Maggie levantó la cabeza y dijo:
– Entiendo. Pero tengo la impresión de que se están centrando en Steven Harding sólo porque él se encontraba allí, y eso no me parece razonable.
Galbraith intercambió una mirada con Ingram y dijo:
– Tenemos otras razones para estar interesados en él, pero la única que puedo explicarle, de momento, es que Steven Harding conocía a la víctima desde hacía tiempo. Eso habría sido motivo suficiente para interrogarlo, aunque no hubiera estado en Chapman's Pool el domingo.
Maggie pareció sorprendida.
– No dijo que la conocía.
– ¿Por qué iba a decirlo? A nosotros nos dijo que no había visto el cadáver.
Dirigiéndose a Ingram, Maggie dijo:
– No podía verlo, ¿no, Nick? Dijo que había llegado paseando desde el cabo St Alban.
– Desde el sendero costero hay una buena panorámica de Egmont Bight -le recordó Ingram-. Si llevaba prismáticos pudo haberla visto desde allí.
– Pero no los llevaba -protestó ella-. Lo único que llevaba era un teléfono. Tú mismo te fijaste en ese detalle.
Galbraith vaciló sobre cómo plantear la siguiente pregunta, y finalmente decidió un enfoque directo. Aquella mujer debía de tener al menos un par de sementales en sus cuadras, de modo que no era probable que se desmayara si alguien mencionaba un pene.

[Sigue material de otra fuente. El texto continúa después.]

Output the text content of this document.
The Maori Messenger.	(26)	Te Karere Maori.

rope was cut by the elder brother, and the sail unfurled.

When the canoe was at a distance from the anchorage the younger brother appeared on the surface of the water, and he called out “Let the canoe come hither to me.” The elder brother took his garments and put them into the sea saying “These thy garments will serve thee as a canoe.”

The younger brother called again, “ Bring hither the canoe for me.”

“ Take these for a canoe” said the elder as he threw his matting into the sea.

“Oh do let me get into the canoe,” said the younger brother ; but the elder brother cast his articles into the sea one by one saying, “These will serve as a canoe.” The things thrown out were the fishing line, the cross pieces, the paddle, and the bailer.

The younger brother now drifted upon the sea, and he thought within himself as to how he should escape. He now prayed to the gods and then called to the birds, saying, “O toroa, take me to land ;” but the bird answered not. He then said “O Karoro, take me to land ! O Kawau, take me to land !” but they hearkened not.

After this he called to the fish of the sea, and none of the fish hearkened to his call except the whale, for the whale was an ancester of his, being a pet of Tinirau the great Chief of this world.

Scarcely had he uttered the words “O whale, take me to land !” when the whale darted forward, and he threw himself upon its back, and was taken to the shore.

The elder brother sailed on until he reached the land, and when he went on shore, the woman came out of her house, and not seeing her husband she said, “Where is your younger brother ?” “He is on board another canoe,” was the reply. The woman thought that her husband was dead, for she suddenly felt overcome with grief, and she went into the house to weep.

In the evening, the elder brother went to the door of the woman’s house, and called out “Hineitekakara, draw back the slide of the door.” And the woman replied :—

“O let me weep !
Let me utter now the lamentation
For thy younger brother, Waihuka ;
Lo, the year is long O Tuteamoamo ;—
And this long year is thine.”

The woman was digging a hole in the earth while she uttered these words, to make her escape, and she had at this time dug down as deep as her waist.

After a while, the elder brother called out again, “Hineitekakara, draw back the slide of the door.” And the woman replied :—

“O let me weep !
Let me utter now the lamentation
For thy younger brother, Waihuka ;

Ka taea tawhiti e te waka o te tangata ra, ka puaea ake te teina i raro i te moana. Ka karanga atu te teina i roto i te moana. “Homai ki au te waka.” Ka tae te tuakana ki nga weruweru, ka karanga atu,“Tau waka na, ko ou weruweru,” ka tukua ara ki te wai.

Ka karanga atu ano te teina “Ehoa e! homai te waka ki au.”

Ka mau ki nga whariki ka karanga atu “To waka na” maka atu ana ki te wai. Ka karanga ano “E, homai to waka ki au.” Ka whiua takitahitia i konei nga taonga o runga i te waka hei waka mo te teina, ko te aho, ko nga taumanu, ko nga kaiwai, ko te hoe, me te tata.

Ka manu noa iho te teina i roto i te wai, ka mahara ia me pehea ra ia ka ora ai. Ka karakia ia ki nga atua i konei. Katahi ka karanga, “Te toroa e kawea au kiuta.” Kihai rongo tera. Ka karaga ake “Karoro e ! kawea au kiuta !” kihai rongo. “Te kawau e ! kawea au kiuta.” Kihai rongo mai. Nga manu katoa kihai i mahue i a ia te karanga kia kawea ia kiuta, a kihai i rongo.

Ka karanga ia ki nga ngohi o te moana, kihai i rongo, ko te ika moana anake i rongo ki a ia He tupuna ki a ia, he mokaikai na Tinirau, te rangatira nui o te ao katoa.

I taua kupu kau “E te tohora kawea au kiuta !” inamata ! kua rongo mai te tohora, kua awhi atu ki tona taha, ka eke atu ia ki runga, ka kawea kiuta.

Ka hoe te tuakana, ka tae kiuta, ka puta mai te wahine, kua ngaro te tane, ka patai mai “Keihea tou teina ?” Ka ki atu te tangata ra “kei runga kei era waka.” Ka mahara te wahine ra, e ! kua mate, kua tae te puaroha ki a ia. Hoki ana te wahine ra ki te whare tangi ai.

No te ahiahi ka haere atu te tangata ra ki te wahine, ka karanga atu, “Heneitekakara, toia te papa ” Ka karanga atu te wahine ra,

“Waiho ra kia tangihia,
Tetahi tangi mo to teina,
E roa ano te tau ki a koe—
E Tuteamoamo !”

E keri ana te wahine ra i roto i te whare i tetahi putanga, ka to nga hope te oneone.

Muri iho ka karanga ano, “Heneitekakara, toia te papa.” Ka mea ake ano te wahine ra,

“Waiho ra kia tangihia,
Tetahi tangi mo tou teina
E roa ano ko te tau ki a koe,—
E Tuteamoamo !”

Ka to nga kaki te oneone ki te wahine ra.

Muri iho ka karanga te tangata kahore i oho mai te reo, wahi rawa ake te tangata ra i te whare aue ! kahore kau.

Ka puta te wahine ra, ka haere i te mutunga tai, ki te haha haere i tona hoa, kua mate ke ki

– Nick dice que Harding tenía una erección cuando él llegó a la playa. ¿Puede confirmarlo?
– O eso, o está increíblemente bien dotado -admitió Maggie.
– ¿Cree que usted pudo haber sido la causa de aquella erección?
Maggie no contestó.
– ¿Qué le parece? -insistió el inspector.
– No tengo ni idea -respondió ella-. En aquel momento pensé que lo había excitado la chica que iba en el barco. Si se pasea usted por la playa de Studland cualquier día soleado verá a un centenar de jóvenes cachondos de entre dieciocho y veinticuatro años escondidos en el agua porque sus penes reaccionan espontáneamente. Eso no es ningún crimen.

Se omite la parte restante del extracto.